After not logging in for a long time, it is impossible to enter via GUI and SSH. The only thing you can do is turn the power off and on. Then everything returns to normal.

In the event history, I have the only state description: "stoppped: unexpected status"
Runtime 13h 20m 36s. Usually, I create copies in 2m 8s.
Code:
proxmox-ve: 7.2-1 (running kernel: 5.15.64-1-pve)
pve-manager: 7.2-11 (running version: 7.2-11/b76d3178)
pve-kernel-5.15: 7.2-13
pve-kernel-helper: 7.2-13
pve-kernel-5.15.64-1-pve: 5.15.64-1
pve-kernel-5.15.30-2-pve: 5.15.30-3
ceph-fuse: 15.2.16-pve1
corosync: 3.1.5-pve2
criu: 3.15-1+pve-1
glusterfs-client: 9.2-1
ifupdown2: 3.1.0-1+pmx3
ksm-control-daemon: 1.4-1
libjs-extjs: 7.0.0-1
libknet1: 1.24-pve1
libproxmox-acme-perl: 1.4.2
libproxmox-backup-qemu0: 1.3.1-1
libpve-access-control: 7.2-4
libpve-apiclient-perl: 3.2-1
libpve-common-perl: 7.2-3
libpve-guest-common-perl: 4.1-4
libpve-http-server-perl: 4.1-4
libpve-storage-perl: 7.2-10
libspice-server1: 0.14.3-2.1
lvm2: 2.03.11-2.1
lxc-pve: 5.0.0-3
lxcfs: 4.0.12-pve1
novnc-pve: 1.3.0-3
proxmox-backup-client: 2.2.7-1
proxmox-backup-file-restore: 2.2.7-1
proxmox-mini-journalreader: 1.3-1
proxmox-widget-toolkit: 3.5.1
pve-cluster: 7.2-2
pve-container: 4.2-3
pve-docs: 7.2-2
pve-edk2-firmware: 3.20220526-1
pve-firewall: 4.2-6
pve-firmware: 3.5-6
pve-ha-manager: 3.4.0
pve-i18n: 2.7-2
pve-qemu-kvm: 7.0.0-4
pve-xtermjs: 4.16.0-1
qemu-server: 7.2-4
smartmontools: 7.2-pve3
spiceterm: 3.2-2
swtpm: 0.7.1~bpo11+1
vncterm: 1.7-1
zfsutils-linux: 2.1.6-pve1
 
Hi,
how does the node's load look during backup? If there is massive IO wait, please have a look here. Or is a network storage involved and do you use the same network for SSH? How exactly does the backup break, what is the error message? Please also post the output of pveversion -v.
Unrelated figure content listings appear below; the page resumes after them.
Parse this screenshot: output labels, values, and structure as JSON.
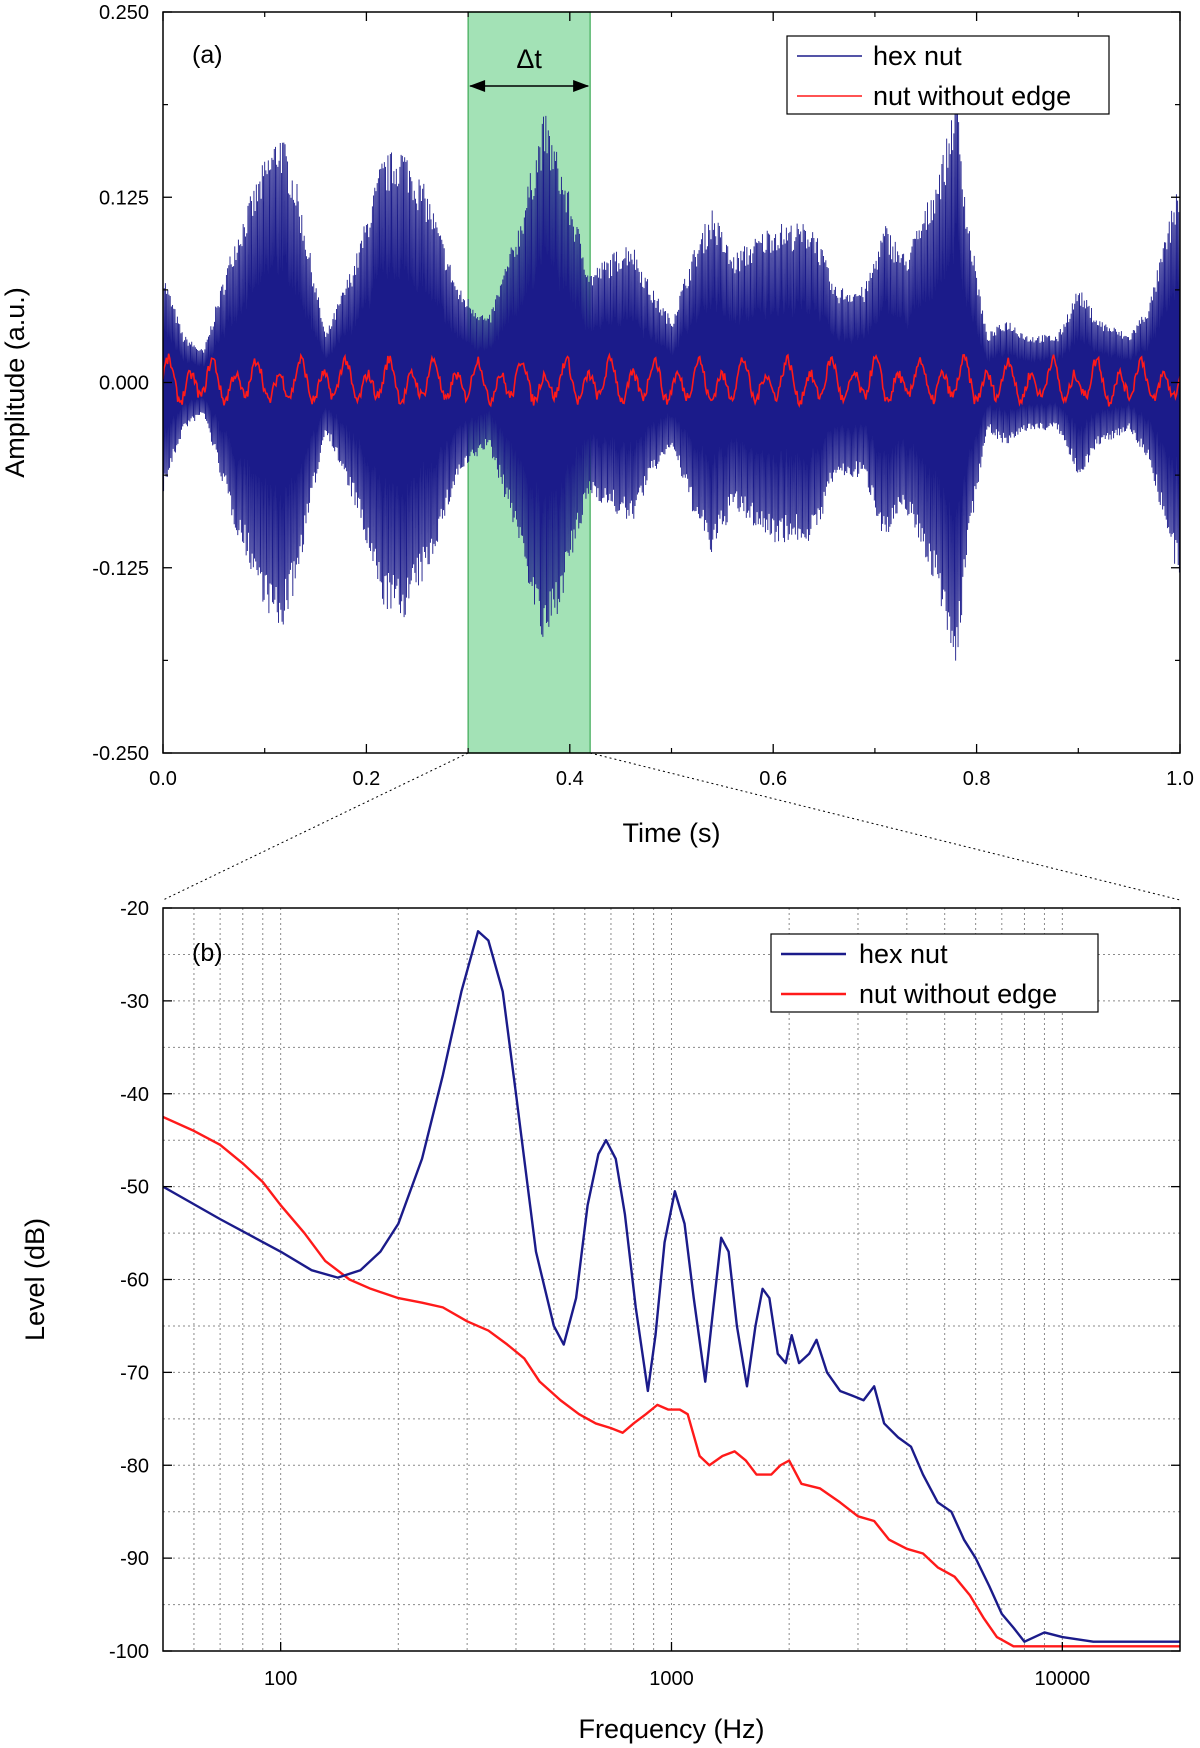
{
  "colors": {
    "hex_nut": "#1b1b8a",
    "nut_without_edge": "#ff1a1a",
    "highlight": "#9ee0b2",
    "highlight_edge": "#3caa55"
  },
  "chart_data": [
    {
      "panel": "(a)",
      "type": "line",
      "xlabel": "Time (s)",
      "ylabel": "Amplitude (a.u.)",
      "xlim": [
        0.0,
        1.0
      ],
      "ylim": [
        -0.25,
        0.25
      ],
      "x_ticks": [
        "0.0",
        "0.2",
        "0.4",
        "0.6",
        "0.8",
        "1.0"
      ],
      "y_ticks": [
        "-0.250",
        "-0.125",
        "0.000",
        "0.125",
        "0.250"
      ],
      "highlight": {
        "label": "Δt",
        "x_start": 0.3,
        "x_end": 0.42
      },
      "legend": [
        "hex nut",
        "nut without edge"
      ],
      "series": [
        {
          "name": "hex nut",
          "description": "oscillating signal, envelope peaks (time, peak amplitude)",
          "envelope": [
            [
              0.0,
              0.07
            ],
            [
              0.02,
              0.03
            ],
            [
              0.04,
              0.02
            ],
            [
              0.07,
              0.09
            ],
            [
              0.1,
              0.14
            ],
            [
              0.115,
              0.16
            ],
            [
              0.13,
              0.13
            ],
            [
              0.16,
              0.03
            ],
            [
              0.19,
              0.08
            ],
            [
              0.215,
              0.14
            ],
            [
              0.235,
              0.15
            ],
            [
              0.26,
              0.12
            ],
            [
              0.29,
              0.06
            ],
            [
              0.32,
              0.04
            ],
            [
              0.35,
              0.1
            ],
            [
              0.375,
              0.17
            ],
            [
              0.39,
              0.14
            ],
            [
              0.42,
              0.07
            ],
            [
              0.44,
              0.08
            ],
            [
              0.46,
              0.09
            ],
            [
              0.48,
              0.06
            ],
            [
              0.5,
              0.04
            ],
            [
              0.52,
              0.08
            ],
            [
              0.54,
              0.11
            ],
            [
              0.56,
              0.08
            ],
            [
              0.6,
              0.1
            ],
            [
              0.64,
              0.1
            ],
            [
              0.66,
              0.06
            ],
            [
              0.69,
              0.06
            ],
            [
              0.71,
              0.1
            ],
            [
              0.73,
              0.08
            ],
            [
              0.75,
              0.11
            ],
            [
              0.77,
              0.15
            ],
            [
              0.78,
              0.19
            ],
            [
              0.79,
              0.11
            ],
            [
              0.81,
              0.03
            ],
            [
              0.83,
              0.04
            ],
            [
              0.85,
              0.03
            ],
            [
              0.88,
              0.03
            ],
            [
              0.9,
              0.06
            ],
            [
              0.92,
              0.04
            ],
            [
              0.95,
              0.03
            ],
            [
              0.97,
              0.05
            ],
            [
              1.0,
              0.13
            ]
          ]
        },
        {
          "name": "nut without edge",
          "description": "small oscillation, amplitude about 0.015",
          "amplitude": 0.015
        }
      ]
    },
    {
      "panel": "(b)",
      "type": "line",
      "xscale": "log",
      "xlabel": "Frequency (Hz)",
      "ylabel": "Level (dB)",
      "xlim": [
        50,
        20000
      ],
      "ylim": [
        -100,
        -20
      ],
      "x_ticks": [
        "100",
        "1000",
        "10000"
      ],
      "y_ticks": [
        "-20",
        "-30",
        "-40",
        "-50",
        "-60",
        "-70",
        "-80",
        "-90",
        "-100"
      ],
      "legend": [
        "hex nut",
        "nut without edge"
      ],
      "series": [
        {
          "name": "hex nut",
          "points": [
            [
              50,
              -50
            ],
            [
              70,
              -53.5
            ],
            [
              100,
              -57
            ],
            [
              120,
              -59
            ],
            [
              140,
              -59.8
            ],
            [
              160,
              -59
            ],
            [
              180,
              -57
            ],
            [
              200,
              -54
            ],
            [
              230,
              -47
            ],
            [
              260,
              -38
            ],
            [
              290,
              -29
            ],
            [
              320,
              -22.5
            ],
            [
              340,
              -23.5
            ],
            [
              370,
              -29
            ],
            [
              400,
              -40
            ],
            [
              450,
              -57
            ],
            [
              500,
              -65
            ],
            [
              530,
              -67
            ],
            [
              570,
              -62
            ],
            [
              610,
              -52
            ],
            [
              650,
              -46.5
            ],
            [
              680,
              -45
            ],
            [
              720,
              -47
            ],
            [
              760,
              -53
            ],
            [
              810,
              -63
            ],
            [
              870,
              -72
            ],
            [
              910,
              -66
            ],
            [
              960,
              -56
            ],
            [
              1020,
              -50.5
            ],
            [
              1080,
              -54
            ],
            [
              1140,
              -62
            ],
            [
              1220,
              -71
            ],
            [
              1280,
              -63
            ],
            [
              1340,
              -55.5
            ],
            [
              1400,
              -57
            ],
            [
              1470,
              -65
            ],
            [
              1560,
              -71.5
            ],
            [
              1640,
              -65
            ],
            [
              1710,
              -61
            ],
            [
              1780,
              -62
            ],
            [
              1870,
              -68
            ],
            [
              1960,
              -69
            ],
            [
              2030,
              -66
            ],
            [
              2120,
              -69
            ],
            [
              2250,
              -68
            ],
            [
              2350,
              -66.5
            ],
            [
              2500,
              -70
            ],
            [
              2700,
              -72
            ],
            [
              2900,
              -72.5
            ],
            [
              3100,
              -73
            ],
            [
              3300,
              -71.5
            ],
            [
              3500,
              -75.5
            ],
            [
              3800,
              -77
            ],
            [
              4100,
              -78
            ],
            [
              4400,
              -81
            ],
            [
              4800,
              -84
            ],
            [
              5200,
              -85
            ],
            [
              5600,
              -88
            ],
            [
              6000,
              -90
            ],
            [
              6500,
              -93
            ],
            [
              7000,
              -96
            ],
            [
              7500,
              -97.5
            ],
            [
              8000,
              -99
            ],
            [
              9000,
              -98
            ],
            [
              10000,
              -98.5
            ],
            [
              12000,
              -99
            ],
            [
              15000,
              -99
            ],
            [
              20000,
              -99
            ]
          ]
        },
        {
          "name": "nut without edge",
          "points": [
            [
              50,
              -42.5
            ],
            [
              60,
              -44
            ],
            [
              70,
              -45.5
            ],
            [
              80,
              -47.5
            ],
            [
              90,
              -49.5
            ],
            [
              100,
              -52
            ],
            [
              115,
              -55
            ],
            [
              130,
              -58
            ],
            [
              150,
              -60
            ],
            [
              170,
              -61
            ],
            [
              200,
              -62
            ],
            [
              230,
              -62.5
            ],
            [
              260,
              -63
            ],
            [
              300,
              -64.5
            ],
            [
              340,
              -65.5
            ],
            [
              380,
              -67
            ],
            [
              420,
              -68.5
            ],
            [
              460,
              -71
            ],
            [
              520,
              -73
            ],
            [
              580,
              -74.5
            ],
            [
              640,
              -75.5
            ],
            [
              700,
              -76
            ],
            [
              750,
              -76.5
            ],
            [
              800,
              -75.5
            ],
            [
              860,
              -74.5
            ],
            [
              920,
              -73.5
            ],
            [
              980,
              -74
            ],
            [
              1050,
              -74
            ],
            [
              1100,
              -74.5
            ],
            [
              1180,
              -79
            ],
            [
              1250,
              -80
            ],
            [
              1350,
              -79
            ],
            [
              1450,
              -78.5
            ],
            [
              1550,
              -79.5
            ],
            [
              1650,
              -81
            ],
            [
              1800,
              -81
            ],
            [
              1900,
              -80
            ],
            [
              2000,
              -79.5
            ],
            [
              2150,
              -82
            ],
            [
              2400,
              -82.5
            ],
            [
              2700,
              -84
            ],
            [
              3000,
              -85.5
            ],
            [
              3300,
              -86
            ],
            [
              3600,
              -88
            ],
            [
              4000,
              -89
            ],
            [
              4400,
              -89.5
            ],
            [
              4800,
              -91
            ],
            [
              5300,
              -92
            ],
            [
              5800,
              -94
            ],
            [
              6300,
              -96.5
            ],
            [
              6800,
              -98.5
            ],
            [
              7500,
              -99.5
            ],
            [
              9000,
              -99.5
            ],
            [
              12000,
              -99.5
            ],
            [
              20000,
              -99.5
            ]
          ]
        }
      ]
    }
  ]
}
I have an M.2 SSD server and a second HDD for backup.
I turned off the server and took out the HDD (backup). I checked and did some tests and unfortunately it turned out that the disk is damaged.
Currently, I put on the second.

So why has Proxmox not finished the backup process which has hung due to disk? Why did my entire server crash after a long time?